EXCLUSIVE: Santana School Shooter
Oct. 10 -- When 15-year-old Charles "Andy" Williams walked into a bathroom at his San Diego-area high school and started shooting, he didn't have a plan, he says.
Williams, who is now serving 50 years to life in a California prison, says he was "trying to prove a point" to kids who had been bullying him, but did not have a list of intended targets.
He admits that some of the people he shot were people he actually liked. "By that time, you know, my finger's on the trigger and I didn't recognize them until it was too late," he told Primetime's Diane Sawyer in his first television interview since the March 2001 killings.
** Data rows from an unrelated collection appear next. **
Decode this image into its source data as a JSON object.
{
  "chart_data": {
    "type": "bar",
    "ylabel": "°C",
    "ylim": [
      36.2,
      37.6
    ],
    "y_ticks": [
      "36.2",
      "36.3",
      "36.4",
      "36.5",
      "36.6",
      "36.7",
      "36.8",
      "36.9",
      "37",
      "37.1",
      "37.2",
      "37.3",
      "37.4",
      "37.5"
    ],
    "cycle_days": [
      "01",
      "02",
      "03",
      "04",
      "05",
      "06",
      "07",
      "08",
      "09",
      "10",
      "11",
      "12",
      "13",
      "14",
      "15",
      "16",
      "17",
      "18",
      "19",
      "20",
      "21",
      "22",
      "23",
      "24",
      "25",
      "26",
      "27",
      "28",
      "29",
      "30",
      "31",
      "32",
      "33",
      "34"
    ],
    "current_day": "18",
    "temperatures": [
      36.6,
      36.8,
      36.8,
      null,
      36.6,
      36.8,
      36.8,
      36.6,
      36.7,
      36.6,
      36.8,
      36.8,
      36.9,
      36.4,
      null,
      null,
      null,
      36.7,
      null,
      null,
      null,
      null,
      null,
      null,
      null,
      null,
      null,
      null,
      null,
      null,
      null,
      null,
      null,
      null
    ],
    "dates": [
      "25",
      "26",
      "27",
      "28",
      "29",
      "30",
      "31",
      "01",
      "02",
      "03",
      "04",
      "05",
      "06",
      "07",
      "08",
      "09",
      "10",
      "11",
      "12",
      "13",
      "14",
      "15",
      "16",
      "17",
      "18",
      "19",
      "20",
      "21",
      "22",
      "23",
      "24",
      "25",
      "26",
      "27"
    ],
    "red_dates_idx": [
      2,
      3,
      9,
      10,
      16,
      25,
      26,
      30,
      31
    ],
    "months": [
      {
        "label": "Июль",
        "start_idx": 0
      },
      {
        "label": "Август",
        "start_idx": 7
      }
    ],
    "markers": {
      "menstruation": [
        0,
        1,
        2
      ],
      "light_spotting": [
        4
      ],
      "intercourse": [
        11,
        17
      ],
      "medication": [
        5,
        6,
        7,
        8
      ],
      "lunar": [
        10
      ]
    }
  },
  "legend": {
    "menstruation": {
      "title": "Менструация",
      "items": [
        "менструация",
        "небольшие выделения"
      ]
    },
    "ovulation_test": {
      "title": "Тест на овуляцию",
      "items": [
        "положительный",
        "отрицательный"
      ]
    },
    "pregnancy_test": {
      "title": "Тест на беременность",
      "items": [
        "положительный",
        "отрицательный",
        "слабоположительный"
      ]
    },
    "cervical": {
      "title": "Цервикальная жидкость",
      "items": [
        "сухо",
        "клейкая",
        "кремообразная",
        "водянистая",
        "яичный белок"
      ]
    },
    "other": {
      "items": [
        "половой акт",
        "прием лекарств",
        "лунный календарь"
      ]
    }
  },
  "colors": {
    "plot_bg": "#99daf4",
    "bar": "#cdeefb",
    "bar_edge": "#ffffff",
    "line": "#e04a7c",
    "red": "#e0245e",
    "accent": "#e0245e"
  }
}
Williams killed two fellow students during his six-minute rampage at Santana High School in Santee, Calif., and wounded 11 others, as well as a teacher and a campus monitor. He pleaded guilty to two counts of first-degree murder and 13 counts of attempted murder. One of the students who died, 14-year-old Brian Zuckor, was a classmate Williams remembers from English class as "a nice guy."
Missing His Mother
Williams had spent less than a year at Santana, joining the school as a freshman after he and his father moved to the area from a small town in Maryland. His parents had divorced when he was just 3, splitting the family, with Williams staying with with his father and his older brother moving to another state with their mother.
With 2,000 students, Santana High was bigger than the whole town Williams had lived in in Maryland, and he says he felt nervous about starting at a huge school. At previous schools Williams had played Linus in a school musical — complete with security blanket — had won an athletic award for "most spirit," and had earned the nickname "Mouse" from his peers. His best friend was a student with a form of muscular dystrophy.
But at Santana he fell in with a group of tough kids who smoked marijuana and, he says, bullied him. He says they called him names like "bitch" and "faggot," and singled him out because he was small and did not do anything to stop the bullying. Williams says he was smoking marijuana practically every day — "It was the only thing that, like, kind of sort of made me happy," he said, adding that he believes the drug had nothing to do with his rampage.